Art. 171-A. Organizar, gerir, ofertar carteiras ou intermediar operações envolvendo ativos virtuais, com o fim de obter vantagem ilícita, em prejuízo alheio, induzindo ou mantendo alguém em erro, mediante artifício, ardil, ou qualquer outro meio fraudulento.
Pena – reclusão, de 4 (quatro) a 8 (oito) anos e multa.”
Quanto ao dispositivo acima, impressiona o fato de haver passado ileso pela análise de juridicidade da Comissão Especial. O que se propõe é a criação de um novo tipo penal, com artigo específico no código, quando o tipo penal já existe e está previsto no caput do artigo 171.
O que o projeto de lei pretende é simplesmente incluir a expressão “organizar, gerir, ofertar carteiras ou intermediar operações envolvendo ativos virtuais” ao texto já em vigência e que lê:
“obter, para si ou para outrem, vantagem ilícita, em prejuízo alheio, induzindo ou mantendo alguém em erro, mediante artifício, ardil, ou qualquer outro meio fraudulento”.
Como já dito, não parece correto criminalizar o meio, a tecnologia ou a inovação, mas, ao contrário, é preciso concentrar esforços na persecução àqueles que se utilizam dela para a prática de crimes.
A proposta, ademais, ao pretender criar tipo penal, também se propõe a aumentar a pena de 1 a 5 anos de reclusão e multa (crime de estelionato) para 4 a 8 anos de reclusão e multa (fraude com ativos virtuais), como se o simples fato de serem utilizados “ativos virtuais” no ilícito, teria o condão de ampliar a sua antijuridicidade ou punibilidade.

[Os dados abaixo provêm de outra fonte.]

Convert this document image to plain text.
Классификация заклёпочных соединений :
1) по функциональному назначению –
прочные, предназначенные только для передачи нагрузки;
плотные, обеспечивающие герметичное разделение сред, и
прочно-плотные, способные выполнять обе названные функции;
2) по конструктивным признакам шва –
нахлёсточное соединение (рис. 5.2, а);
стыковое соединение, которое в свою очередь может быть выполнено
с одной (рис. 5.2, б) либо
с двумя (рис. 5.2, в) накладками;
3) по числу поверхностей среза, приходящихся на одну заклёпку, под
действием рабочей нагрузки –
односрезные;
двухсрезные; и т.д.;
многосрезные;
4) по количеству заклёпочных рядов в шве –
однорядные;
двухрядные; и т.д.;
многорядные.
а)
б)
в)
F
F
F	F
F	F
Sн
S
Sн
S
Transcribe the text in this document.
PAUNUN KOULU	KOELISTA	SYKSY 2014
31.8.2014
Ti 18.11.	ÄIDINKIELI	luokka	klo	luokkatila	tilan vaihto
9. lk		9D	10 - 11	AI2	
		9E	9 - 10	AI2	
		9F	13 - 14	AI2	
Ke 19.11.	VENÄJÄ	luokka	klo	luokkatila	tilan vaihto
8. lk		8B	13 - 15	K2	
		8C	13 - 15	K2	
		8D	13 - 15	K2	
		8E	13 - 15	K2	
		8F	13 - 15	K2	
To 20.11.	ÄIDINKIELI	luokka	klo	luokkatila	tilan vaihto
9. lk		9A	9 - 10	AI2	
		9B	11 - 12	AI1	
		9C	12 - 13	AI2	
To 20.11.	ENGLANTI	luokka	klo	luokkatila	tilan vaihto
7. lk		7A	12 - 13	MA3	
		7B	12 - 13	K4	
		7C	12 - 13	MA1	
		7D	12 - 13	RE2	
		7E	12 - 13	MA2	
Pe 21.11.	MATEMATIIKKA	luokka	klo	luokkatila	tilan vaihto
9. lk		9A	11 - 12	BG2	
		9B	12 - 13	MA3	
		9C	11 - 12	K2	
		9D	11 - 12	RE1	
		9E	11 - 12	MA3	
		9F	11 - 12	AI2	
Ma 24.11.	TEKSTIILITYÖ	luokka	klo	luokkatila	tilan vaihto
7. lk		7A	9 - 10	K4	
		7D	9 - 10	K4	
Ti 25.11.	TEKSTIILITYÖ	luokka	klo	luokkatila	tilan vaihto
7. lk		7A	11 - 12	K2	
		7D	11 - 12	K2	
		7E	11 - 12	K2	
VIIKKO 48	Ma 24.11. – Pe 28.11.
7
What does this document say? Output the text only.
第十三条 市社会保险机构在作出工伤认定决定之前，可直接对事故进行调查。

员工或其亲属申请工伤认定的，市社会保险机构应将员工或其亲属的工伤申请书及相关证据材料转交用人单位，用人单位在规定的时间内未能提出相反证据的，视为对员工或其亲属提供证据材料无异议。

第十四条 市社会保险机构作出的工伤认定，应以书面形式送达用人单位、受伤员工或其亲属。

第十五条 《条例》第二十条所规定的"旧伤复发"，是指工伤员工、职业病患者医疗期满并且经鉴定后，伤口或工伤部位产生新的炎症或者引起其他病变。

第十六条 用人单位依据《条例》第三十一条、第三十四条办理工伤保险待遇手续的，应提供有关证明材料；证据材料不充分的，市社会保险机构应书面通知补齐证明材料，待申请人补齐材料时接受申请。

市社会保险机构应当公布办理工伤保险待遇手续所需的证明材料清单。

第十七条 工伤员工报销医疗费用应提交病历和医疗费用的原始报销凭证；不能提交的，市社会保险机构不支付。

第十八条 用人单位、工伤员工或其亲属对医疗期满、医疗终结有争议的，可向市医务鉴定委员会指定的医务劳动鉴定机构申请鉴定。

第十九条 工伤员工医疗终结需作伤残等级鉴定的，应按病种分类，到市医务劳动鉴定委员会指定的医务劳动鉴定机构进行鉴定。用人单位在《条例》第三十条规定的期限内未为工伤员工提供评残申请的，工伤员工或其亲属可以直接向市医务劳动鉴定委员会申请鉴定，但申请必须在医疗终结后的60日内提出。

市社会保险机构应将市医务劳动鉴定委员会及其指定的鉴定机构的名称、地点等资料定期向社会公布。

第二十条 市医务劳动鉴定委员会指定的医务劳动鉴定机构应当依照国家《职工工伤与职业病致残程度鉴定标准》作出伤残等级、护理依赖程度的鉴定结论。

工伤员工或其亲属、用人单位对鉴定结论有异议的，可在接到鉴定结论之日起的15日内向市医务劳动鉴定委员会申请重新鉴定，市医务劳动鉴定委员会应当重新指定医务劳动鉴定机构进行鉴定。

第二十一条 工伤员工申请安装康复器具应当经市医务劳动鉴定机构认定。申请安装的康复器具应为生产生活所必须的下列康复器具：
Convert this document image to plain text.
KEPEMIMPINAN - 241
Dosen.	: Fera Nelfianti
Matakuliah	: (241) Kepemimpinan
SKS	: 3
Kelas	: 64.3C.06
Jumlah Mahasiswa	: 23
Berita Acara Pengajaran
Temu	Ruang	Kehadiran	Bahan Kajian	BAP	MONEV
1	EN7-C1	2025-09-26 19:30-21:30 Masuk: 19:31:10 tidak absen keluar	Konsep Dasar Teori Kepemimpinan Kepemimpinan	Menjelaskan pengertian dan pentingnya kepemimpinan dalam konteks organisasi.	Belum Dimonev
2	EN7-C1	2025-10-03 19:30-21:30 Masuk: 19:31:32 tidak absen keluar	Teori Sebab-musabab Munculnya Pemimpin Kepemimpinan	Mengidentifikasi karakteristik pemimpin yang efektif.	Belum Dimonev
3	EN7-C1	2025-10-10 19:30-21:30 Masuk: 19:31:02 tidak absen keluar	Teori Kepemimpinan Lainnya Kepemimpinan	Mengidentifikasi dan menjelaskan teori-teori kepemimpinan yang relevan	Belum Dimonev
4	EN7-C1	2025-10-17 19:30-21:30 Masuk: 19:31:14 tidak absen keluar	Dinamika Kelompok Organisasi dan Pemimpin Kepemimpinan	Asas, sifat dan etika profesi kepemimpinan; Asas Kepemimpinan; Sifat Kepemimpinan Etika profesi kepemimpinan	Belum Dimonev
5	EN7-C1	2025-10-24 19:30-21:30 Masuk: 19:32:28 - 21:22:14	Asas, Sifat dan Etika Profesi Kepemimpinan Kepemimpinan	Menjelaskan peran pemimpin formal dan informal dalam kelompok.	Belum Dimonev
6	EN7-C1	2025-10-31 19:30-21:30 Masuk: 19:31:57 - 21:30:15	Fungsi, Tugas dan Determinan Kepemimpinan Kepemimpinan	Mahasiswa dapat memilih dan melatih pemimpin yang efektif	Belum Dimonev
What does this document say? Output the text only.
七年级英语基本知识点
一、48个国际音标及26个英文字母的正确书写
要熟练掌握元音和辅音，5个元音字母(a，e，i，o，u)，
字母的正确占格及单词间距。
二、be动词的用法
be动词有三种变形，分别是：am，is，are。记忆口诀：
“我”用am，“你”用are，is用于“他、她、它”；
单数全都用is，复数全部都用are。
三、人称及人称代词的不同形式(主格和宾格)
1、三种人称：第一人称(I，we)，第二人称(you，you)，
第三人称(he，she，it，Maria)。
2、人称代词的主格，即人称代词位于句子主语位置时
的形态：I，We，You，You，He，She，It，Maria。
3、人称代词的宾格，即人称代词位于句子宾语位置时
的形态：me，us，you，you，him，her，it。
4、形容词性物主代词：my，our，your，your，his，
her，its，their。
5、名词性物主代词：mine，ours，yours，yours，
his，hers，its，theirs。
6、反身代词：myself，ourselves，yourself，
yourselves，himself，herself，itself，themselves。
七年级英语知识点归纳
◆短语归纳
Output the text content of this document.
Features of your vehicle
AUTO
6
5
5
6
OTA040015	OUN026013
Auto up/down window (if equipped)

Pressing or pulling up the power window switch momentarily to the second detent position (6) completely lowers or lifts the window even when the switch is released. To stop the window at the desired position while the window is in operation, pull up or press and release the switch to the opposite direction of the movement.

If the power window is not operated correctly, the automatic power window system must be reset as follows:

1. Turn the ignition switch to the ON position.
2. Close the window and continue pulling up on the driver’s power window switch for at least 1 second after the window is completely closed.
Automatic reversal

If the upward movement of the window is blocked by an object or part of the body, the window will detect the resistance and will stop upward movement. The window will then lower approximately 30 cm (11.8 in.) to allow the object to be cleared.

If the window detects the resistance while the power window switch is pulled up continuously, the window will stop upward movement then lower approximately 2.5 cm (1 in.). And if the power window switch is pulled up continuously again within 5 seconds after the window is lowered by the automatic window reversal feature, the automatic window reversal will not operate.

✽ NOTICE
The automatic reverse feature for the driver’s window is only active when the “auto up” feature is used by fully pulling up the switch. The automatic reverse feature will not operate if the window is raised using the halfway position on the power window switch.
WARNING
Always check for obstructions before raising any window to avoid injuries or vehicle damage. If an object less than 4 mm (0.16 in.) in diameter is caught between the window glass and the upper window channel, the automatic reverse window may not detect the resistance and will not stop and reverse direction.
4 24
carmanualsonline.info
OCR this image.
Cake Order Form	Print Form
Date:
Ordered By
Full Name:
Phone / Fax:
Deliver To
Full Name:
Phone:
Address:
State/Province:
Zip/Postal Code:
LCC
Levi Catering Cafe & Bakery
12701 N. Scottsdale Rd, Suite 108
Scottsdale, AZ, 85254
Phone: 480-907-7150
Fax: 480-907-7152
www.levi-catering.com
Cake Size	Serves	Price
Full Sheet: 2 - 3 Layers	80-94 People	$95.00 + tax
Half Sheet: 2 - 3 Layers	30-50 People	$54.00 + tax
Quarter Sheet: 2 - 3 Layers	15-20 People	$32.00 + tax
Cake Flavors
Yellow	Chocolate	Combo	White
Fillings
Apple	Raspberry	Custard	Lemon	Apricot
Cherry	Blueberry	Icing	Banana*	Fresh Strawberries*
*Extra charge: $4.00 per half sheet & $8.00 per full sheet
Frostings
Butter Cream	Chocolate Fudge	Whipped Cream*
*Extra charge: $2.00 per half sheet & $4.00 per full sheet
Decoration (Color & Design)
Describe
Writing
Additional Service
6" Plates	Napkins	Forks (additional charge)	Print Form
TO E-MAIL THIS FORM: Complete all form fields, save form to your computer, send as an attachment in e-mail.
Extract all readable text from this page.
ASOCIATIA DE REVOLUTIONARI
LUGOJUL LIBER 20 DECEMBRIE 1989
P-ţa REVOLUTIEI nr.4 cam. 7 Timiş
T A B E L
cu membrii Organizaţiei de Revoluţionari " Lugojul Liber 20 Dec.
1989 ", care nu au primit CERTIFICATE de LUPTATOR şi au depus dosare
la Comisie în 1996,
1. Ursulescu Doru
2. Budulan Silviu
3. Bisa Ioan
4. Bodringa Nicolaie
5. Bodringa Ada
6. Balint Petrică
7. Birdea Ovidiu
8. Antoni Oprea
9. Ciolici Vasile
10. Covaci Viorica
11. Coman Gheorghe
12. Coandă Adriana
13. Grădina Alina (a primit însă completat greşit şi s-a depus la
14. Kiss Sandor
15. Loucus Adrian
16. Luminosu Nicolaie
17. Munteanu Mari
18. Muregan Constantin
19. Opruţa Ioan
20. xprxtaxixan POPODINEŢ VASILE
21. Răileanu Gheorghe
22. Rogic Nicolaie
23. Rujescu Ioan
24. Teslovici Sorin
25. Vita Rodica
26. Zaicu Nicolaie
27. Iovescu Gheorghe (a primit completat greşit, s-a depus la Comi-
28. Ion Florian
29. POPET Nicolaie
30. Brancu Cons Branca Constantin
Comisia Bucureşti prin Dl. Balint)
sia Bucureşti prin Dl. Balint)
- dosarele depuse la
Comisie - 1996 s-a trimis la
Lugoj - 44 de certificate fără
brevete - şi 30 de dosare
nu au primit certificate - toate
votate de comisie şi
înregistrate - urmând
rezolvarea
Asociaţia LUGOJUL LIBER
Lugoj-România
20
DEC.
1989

Já o art. 11 altera a redação do art. 16, da Lei n°7.492/1986 (Lei dos Crimes contra o SFN), que passa a vigorar com a seguinte redação:
“Art. 16. Fazer operar, sem a devida autorização, ou com autorização obtida mediante declaração falsa, instituição financeira, inclusive de distribuição de valores mobiliários ou de câmbio, bem como a prestadora de serviços de ativos virtuais”.
Pois bem, o projeto de lei busca inserir a expressão “bem como a prestadora de serviços de ativos virtuais” na redação do atual art. 16. Novamente, a alteração do dispositivo parece retórica, eis que a própria Lei nº 7.492/86 já dispõe em seu artigo 1º, parágrafo único que:
“Parágrafo único. Equiparam-se à instituição financeira:
I – a pessoa jurídica que capte ou administre seguros, câmbio, consórcio, capitalização ou qualquer tipo de poupança, ou recursos de terceiros;
II – a pessoa natural que exerça qualquer das atividades referidas neste artigo, ainda que de forma eventual”.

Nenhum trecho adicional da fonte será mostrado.